Daily Reading 20200513

Example-Guided Style-Consistent Image Synthesis from Semantic Labeling

posted on: CVPR2019

In this paper, they present a method for example guided image synthesis with style-consistency from general-form semantic labels. They mainly focus on face, dance and street view image synthesis tasks. Based on pix2pixHD, their network contains 1) a generator, with semantic map x, style example I and its corresponding label F(I) as input and output a synthetic image; 2) a standard discriminator to distinguish real images from fake ones given conditional inputs; and 3) a style consistency discriminator to detect whether the synthetic output and the guidance image I are style-compatible, which operates on image pairs.
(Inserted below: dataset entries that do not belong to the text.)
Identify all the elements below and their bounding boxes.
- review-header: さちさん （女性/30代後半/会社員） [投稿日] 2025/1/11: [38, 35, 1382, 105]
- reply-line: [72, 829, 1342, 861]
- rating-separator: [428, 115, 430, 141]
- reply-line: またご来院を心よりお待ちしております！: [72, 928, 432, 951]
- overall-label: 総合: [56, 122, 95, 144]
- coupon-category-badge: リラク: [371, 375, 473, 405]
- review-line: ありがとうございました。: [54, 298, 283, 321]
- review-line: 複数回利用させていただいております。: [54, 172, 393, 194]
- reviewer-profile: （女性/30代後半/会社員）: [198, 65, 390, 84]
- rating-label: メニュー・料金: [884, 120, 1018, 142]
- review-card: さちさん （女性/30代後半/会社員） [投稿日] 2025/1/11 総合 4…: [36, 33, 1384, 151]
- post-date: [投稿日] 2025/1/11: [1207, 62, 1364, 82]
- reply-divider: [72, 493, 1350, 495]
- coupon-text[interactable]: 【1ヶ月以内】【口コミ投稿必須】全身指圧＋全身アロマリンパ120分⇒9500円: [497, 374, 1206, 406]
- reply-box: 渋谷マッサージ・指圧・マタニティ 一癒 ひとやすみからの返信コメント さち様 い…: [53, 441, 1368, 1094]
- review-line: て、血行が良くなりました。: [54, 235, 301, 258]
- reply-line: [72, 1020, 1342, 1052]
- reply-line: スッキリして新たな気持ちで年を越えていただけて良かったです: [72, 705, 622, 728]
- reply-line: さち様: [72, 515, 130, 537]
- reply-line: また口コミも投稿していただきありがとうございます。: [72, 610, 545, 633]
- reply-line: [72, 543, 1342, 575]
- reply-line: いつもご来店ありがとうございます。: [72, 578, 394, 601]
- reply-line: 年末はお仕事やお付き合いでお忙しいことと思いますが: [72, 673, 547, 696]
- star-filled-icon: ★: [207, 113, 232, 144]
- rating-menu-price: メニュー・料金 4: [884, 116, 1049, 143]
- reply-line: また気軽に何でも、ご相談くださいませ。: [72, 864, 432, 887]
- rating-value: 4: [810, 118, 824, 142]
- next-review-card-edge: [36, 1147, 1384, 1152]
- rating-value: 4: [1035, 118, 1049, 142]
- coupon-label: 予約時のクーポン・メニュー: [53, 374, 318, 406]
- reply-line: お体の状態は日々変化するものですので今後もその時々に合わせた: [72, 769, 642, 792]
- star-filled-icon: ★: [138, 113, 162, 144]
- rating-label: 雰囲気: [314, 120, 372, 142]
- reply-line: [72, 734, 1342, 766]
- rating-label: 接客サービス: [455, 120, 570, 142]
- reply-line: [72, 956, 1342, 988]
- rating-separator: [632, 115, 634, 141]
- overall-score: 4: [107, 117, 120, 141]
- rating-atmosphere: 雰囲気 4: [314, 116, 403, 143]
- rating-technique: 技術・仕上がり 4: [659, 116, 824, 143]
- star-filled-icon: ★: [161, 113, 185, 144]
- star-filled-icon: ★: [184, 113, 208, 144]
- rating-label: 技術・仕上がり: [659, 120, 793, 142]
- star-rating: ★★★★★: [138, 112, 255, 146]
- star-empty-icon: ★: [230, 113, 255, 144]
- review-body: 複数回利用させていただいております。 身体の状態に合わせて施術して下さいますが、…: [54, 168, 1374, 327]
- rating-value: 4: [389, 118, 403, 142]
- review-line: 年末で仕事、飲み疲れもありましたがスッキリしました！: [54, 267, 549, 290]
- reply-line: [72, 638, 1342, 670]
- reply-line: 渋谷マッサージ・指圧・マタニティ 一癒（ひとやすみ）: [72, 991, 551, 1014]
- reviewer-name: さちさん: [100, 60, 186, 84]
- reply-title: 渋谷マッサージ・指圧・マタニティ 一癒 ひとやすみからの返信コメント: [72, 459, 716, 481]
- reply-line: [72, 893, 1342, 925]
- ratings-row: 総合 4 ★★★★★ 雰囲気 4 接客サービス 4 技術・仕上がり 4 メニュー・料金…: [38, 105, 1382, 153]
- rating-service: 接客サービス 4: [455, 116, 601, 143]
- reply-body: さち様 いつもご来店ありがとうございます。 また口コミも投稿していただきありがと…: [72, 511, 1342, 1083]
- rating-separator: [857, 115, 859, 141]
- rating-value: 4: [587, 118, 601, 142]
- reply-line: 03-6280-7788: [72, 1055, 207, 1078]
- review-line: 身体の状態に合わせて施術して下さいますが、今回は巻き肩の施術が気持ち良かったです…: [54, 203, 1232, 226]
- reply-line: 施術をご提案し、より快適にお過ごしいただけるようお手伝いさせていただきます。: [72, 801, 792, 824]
During network training, they propose to sample style-consistent and style-inconsistent image pairs from video to provide style awareness to the model. They also introduce the style consistency adversarial losses as well as the semantic consistency loss with adaptive weights to produce plausible results. They perform qualitative and quantitative comparison in several applications.

Pros:

  1. In the past, image-to-image synthesis is difficult to tell whether the network has learned a new data distribution. The style image of this article gives different data distribution types, so this network can output different data distributions.

Cons:

  1. Though they build their network based on pix2pixHD, they don’t apply that multi-scale architecture and limit the input size to 256*256.

  2. The results could be effected significantly by the performance of the state-of-the-art semantic labeling function F (·).